CALL: A strange Attractor in Language Education in South America

Vera Menezes


Under the assumption that language education is a chaotic system by its very nature, this presentation seeks to reflect upon the 10-year history of computer assisted language learning in the light of chaos theory metaphors. Throughout my presentation I will be talking about language education systems and about technology as an element thereof, though other elements such as educational policies, curriculum, language teaching and learning experiences play equally vital roles.
 Learning a foreign language in South America is by no means an easy task as there are usually few opportunities for learners to interact with speakers of languages other than Spanish and Portuguese. Technology has always been the main element to bridge the distance between learners and speakers of other tongues in our continent.
Like all complex systems, language education is an open system and new elements, such as new technology tools, interact with the other elements of such a system, influencing them while they are in turn influenced by them.
The history of foreign language teaching has shown us that the normal route of the language educational system has suffered unexpected changes along its path: from codex and gramophones to computers and the Internet. But the impact of the Internet seems to have caused the strongest turbulence.  The educational system has been destabilized evolving into a strange attractor, creating new bridges spanning the globe. The trajectory of an attractor never repeats itself and that is precisely what has been happening with CALL. It is impossible to predict its future route, although its impact can be likened to the advent of the printing press
We cannot close our eyes to inequalities, though. This new digital route has created a digital divide increasing the gap between privileged and underprivileged learners, while educational policies keep trying to offer equal opportunities to the underprivileged.

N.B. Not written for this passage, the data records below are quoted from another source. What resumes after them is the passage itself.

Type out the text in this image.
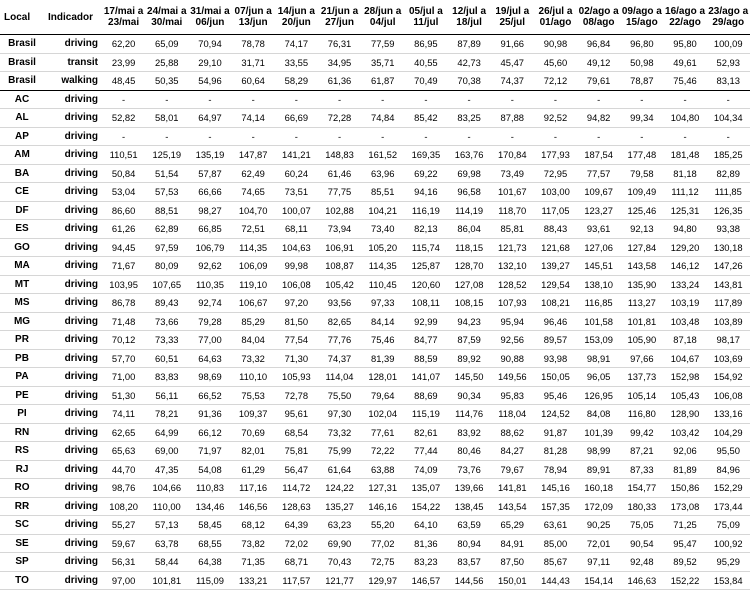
Local	Indicador	17/mai a 23/mai	24/mai a 30/mai	31/mai a 06/jun	07/jun a 13/jun	14/jun a 20/jun	21/jun a 27/jun	28/jun a 04/jul	05/jul a 11/jul	12/jul a 18/jul	19/jul a 25/jul	26/jul a 01/ago	02/ago a 08/ago	09/ago a 15/ago	16/ago a 22/ago	23/ago a 29/ago
Brasil	driving	62,20	65,09	70,94	78,78	74,17	76,31	77,59	86,95	87,89	91,66	90,98	96,84	96,80	95,80	100,09
Brasil	transit	23,99	25,88	29,10	31,71	33,55	34,95	35,71	40,55	42,73	45,47	45,60	49,12	50,98	49,61	52,93
Brasil	walking	48,45	50,35	54,96	60,64	58,29	61,36	61,87	70,49	70,38	74,37	72,12	79,61	78,87	75,46	83,13
AC	driving	-	-	-	-	-	-	-	-	-	-	-	-	-	-	-
AL	driving	52,82	58,01	64,97	74,14	66,69	72,28	74,84	85,42	83,25	87,88	92,52	94,82	99,34	104,80	104,34
AP	driving	-	-	-	-	-	-	-	-	-	-	-	-	-	-	-
AM	driving	110,51	125,19	135,19	147,87	141,21	148,83	161,52	169,35	163,76	170,84	177,93	187,54	177,48	181,48	185,25
BA	driving	50,84	51,54	57,87	62,49	60,24	61,46	63,96	69,22	69,98	73,49	72,95	77,57	79,58	81,18	82,89
CE	driving	53,04	57,53	66,66	74,65	73,51	77,75	85,51	94,16	96,58	101,67	103,00	109,67	109,49	111,12	111,85
DF	driving	86,60	88,51	98,27	104,70	100,07	102,88	104,21	116,19	114,19	118,70	117,05	123,27	125,46	125,31	126,35
ES	driving	61,26	62,89	66,85	72,51	68,11	73,94	73,40	82,13	86,04	85,81	88,43	93,61	92,13	94,80	93,38
GO	driving	94,45	97,59	106,79	114,35	104,63	106,91	105,20	115,74	118,15	121,73	121,68	127,06	127,84	129,20	130,18
MA	driving	71,67	80,09	92,62	106,09	99,98	108,87	114,35	125,87	128,70	132,10	139,27	145,51	143,58	146,12	147,26
MT	driving	103,95	107,65	110,35	119,10	106,08	105,42	110,45	120,60	127,08	128,52	129,54	138,10	135,90	133,24	143,81
MS	driving	86,78	89,43	92,74	106,67	97,20	93,56	97,33	108,11	108,15	107,93	108,21	116,85	113,27	103,19	117,89
MG	driving	71,48	73,66	79,28	85,29	81,50	82,65	84,14	92,99	94,23	95,94	96,46	101,58	101,81	103,48	103,89
PR	driving	70,12	73,33	77,00	84,04	77,54	77,76	75,46	84,77	87,59	92,56	89,57	153,09	105,90	87,18	98,17
PB	driving	57,70	60,51	64,63	73,32	71,30	74,37	81,39	88,59	89,92	90,88	93,98	98,91	97,66	104,67	103,69
PA	driving	71,00	83,83	98,69	110,10	105,93	114,04	128,01	141,07	145,50	149,56	150,05	96,05	137,73	152,98	154,92
PE	driving	51,30	56,11	66,52	75,53	72,78	75,50	79,64	88,69	90,34	95,83	95,46	126,95	105,14	105,43	106,08
PI	driving	74,11	78,21	91,36	109,37	95,61	97,30	102,04	115,19	114,76	118,04	124,52	84,08	116,80	128,90	133,16
RN	driving	62,65	64,99	66,12	70,69	68,54	73,32	77,61	82,61	83,92	88,62	91,87	101,39	99,42	103,42	104,29
RS	driving	65,63	69,00	71,97	82,01	75,81	75,99	72,22	77,44	80,46	84,27	81,28	98,99	87,21	92,06	95,50
RJ	driving	44,70	47,35	54,08	61,29	56,47	61,64	63,88	74,09	73,76	79,67	78,94	89,91	87,33	81,89	84,96
RO	driving	98,76	104,66	110,83	117,16	114,72	124,22	127,31	135,07	139,66	141,81	145,16	160,18	154,77	150,86	152,29
RR	driving	108,20	110,00	134,46	146,56	128,63	135,27	146,16	154,22	138,45	143,54	157,35	172,09	180,33	173,08	173,44
SC	driving	55,27	57,13	58,45	68,12	64,39	63,23	55,20	64,10	63,59	65,29	63,61	90,25	75,05	71,25	75,09
SE	driving	59,67	63,78	68,55	73,82	72,02	69,90	77,02	81,36	80,94	84,91	85,00	72,01	90,54	95,47	100,92
SP	driving	56,31	58,44	64,38	71,35	68,71	70,43	72,75	83,23	83,57	87,50	85,67	97,11	92,48	89,52	95,29
TO	driving	97,00	101,81	115,09	133,21	117,57	121,77	129,97	146,57	144,56	150,01	144,43	154,14	146,63	152,22	153,84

Vera Menezes, PhD in Linguistics and one of the pioneers of CALL in Brazil, is a full professor of English and Applied Linguistics at Universidade Federal de Minas Gerais, one of the most important universities in Brazil. She also assists Brazilian government and non-governmental educational organizations with their efforts to improve curriculum and university language education in Brazil. She is a former president of ALAB (Brazilian Association of Applied Linguistics) and of APLIEMGE (Teachers of English Association of Minas Gerais State). She has edited several books and published papers in Brazil and abroad. Her publications include:

  • In press. Investigating  interaction in an EFL online environment. Handbook of Research on E-Learning Methodologies for Language Acquisition. Idea Group.
  • Tearing down walls and building up a collaborative learning community. MEXTESOL Journal. 29(2): 21-36, 2005;
  • Feedback in the virtual environment. PsychNology. 1(3): 257-283, 2003; and
  • CALL and online journals. In Debski, R. & Levy, M. (Eds.) WorldCALL: Global perspectives on Computer-Assisted Language Learning. (pp. 249-265). The Netherlands: Swets & Zeitlinger, 1999.

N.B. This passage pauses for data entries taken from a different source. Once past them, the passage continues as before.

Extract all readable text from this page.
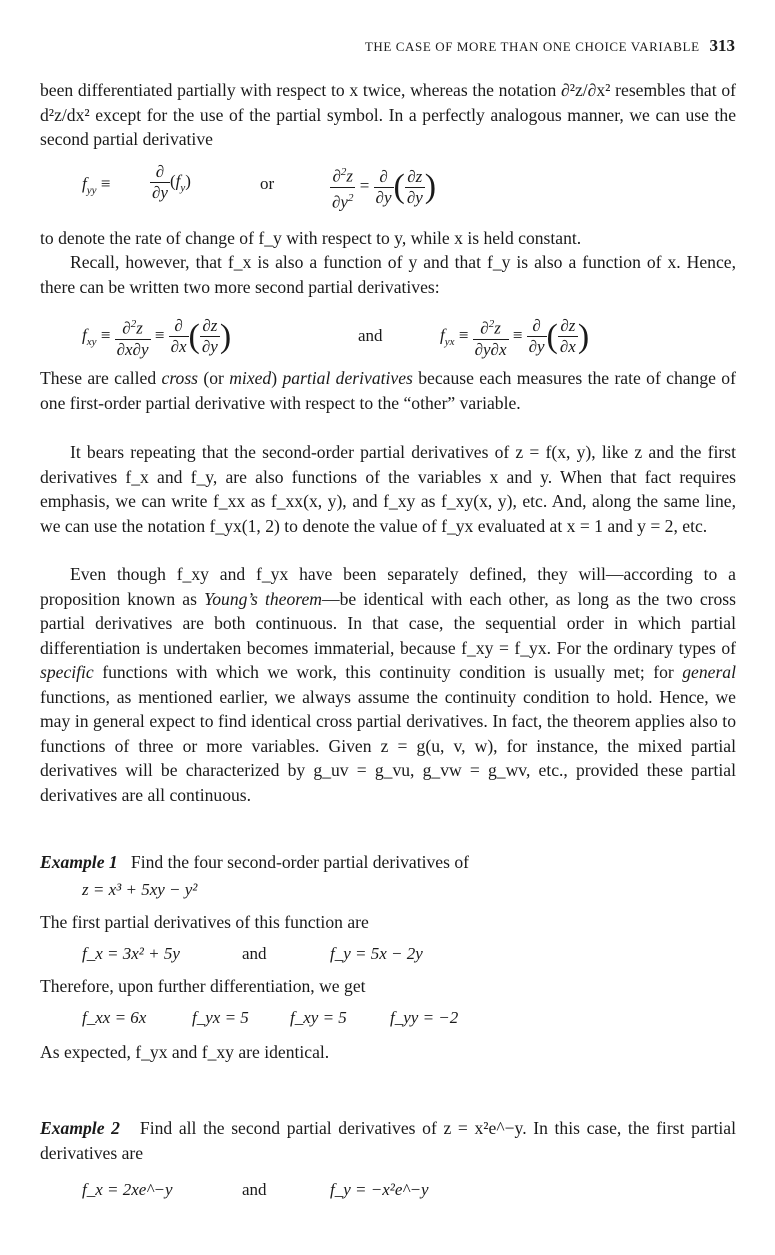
THE CASE OF MORE THAN ONE CHOICE VARIABLE 313

been differentiated partially with respect to x twice, whereas the notation ∂²z/∂x² resembles that of d²z/dx² except for the use of the partial symbol. In a perfectly analogous manner, we can use the second partial derivative

$f_{yy} \equiv \frac{\partial}{\partial y} (f_y)$	or	$\frac{\partial^2z}{\partial y^2} = \frac{\partial}{\partial y}$ ( $\frac{\partial z}{\partial y}$ )

to denote the rate of change of f_y with respect to y, while x is held constant.

Recall, however, that f_x is also a function of y and that f_y is also a function of x. Hence, there can be written two more second partial derivatives:

$f_{xy} \equiv \frac{\partial^2z}{\partial x\partial y} \equiv \frac{\partial}{\partial x}$ ( $\frac{\partial z}{\partial y}$ )	and	$f_{yx} \equiv \frac{\partial^2z}{\partial y\partial x} \equiv \frac{\partial}{\partial y}$ ( $\frac{\partial z}{\partial x}$ )

These are called cross (or mixed) partial derivatives because each measures the rate of change of one first-order partial derivative with respect to the “other” variable.

It bears repeating that the second-order partial derivatives of z = f(x, y), like z and the first derivatives f_x and f_y, are also functions of the variables x and y. When that fact requires emphasis, we can write f_xx as f_xx(x, y), and f_xy as f_xy(x, y), etc. And, along the same line, we can use the notation f_yx(1, 2) to denote the value of f_yx evaluated at x = 1 and y = 2, etc.

Even though f_xy and f_yx have been separately defined, they will—according to a proposition known as Young’s theorem—be identical with each other, as long as the two cross partial derivatives are both continuous. In that case, the sequential order in which partial differentiation is undertaken becomes immaterial, because f_xy = f_yx. For the ordinary types of specific functions with which we work, this continuity condition is usually met; for general functions, as mentioned earlier, we always assume the continuity condition to hold. Hence, we may in general expect to find identical cross partial derivatives. In fact, the theorem applies also to functions of three or more variables. Given z = g(u, v, w), for instance, the mixed partial derivatives will be characterized by g_uv = g_vu, g_vw = g_wv, etc., provided these partial derivatives are all continuous.

Example 1 Find the four second-order partial derivatives of

z = x³ + 5xy − y²

The first partial derivatives of this function are

f_x = 3x² + 5y	and	f_y = 5x − 2y

Therefore, upon further differentiation, we get

f_xx = 6x	f_yx = 5 f_xy = 5	f_yy = −2

As expected, f_yx and f_xy are identical.

Example 2 Find all the second partial derivatives of z = x²e^−y. In this case, the first partial derivatives are

f_x = 2xe^−y	and	f_y = −x²e^−y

She is the editor of the Brazilian Applied Linguistics Journal and the coordinator of AMFALE, an international research project on language learning histories, in collaboration with several researchers from Brazil, Finland and Japan. This group is building an online data bank with narratives, including narrators regarding learning foreign languages in different contexts. Her most recent project aims at investigating chaos/complexity and metaphors in language learning multimedia narratives.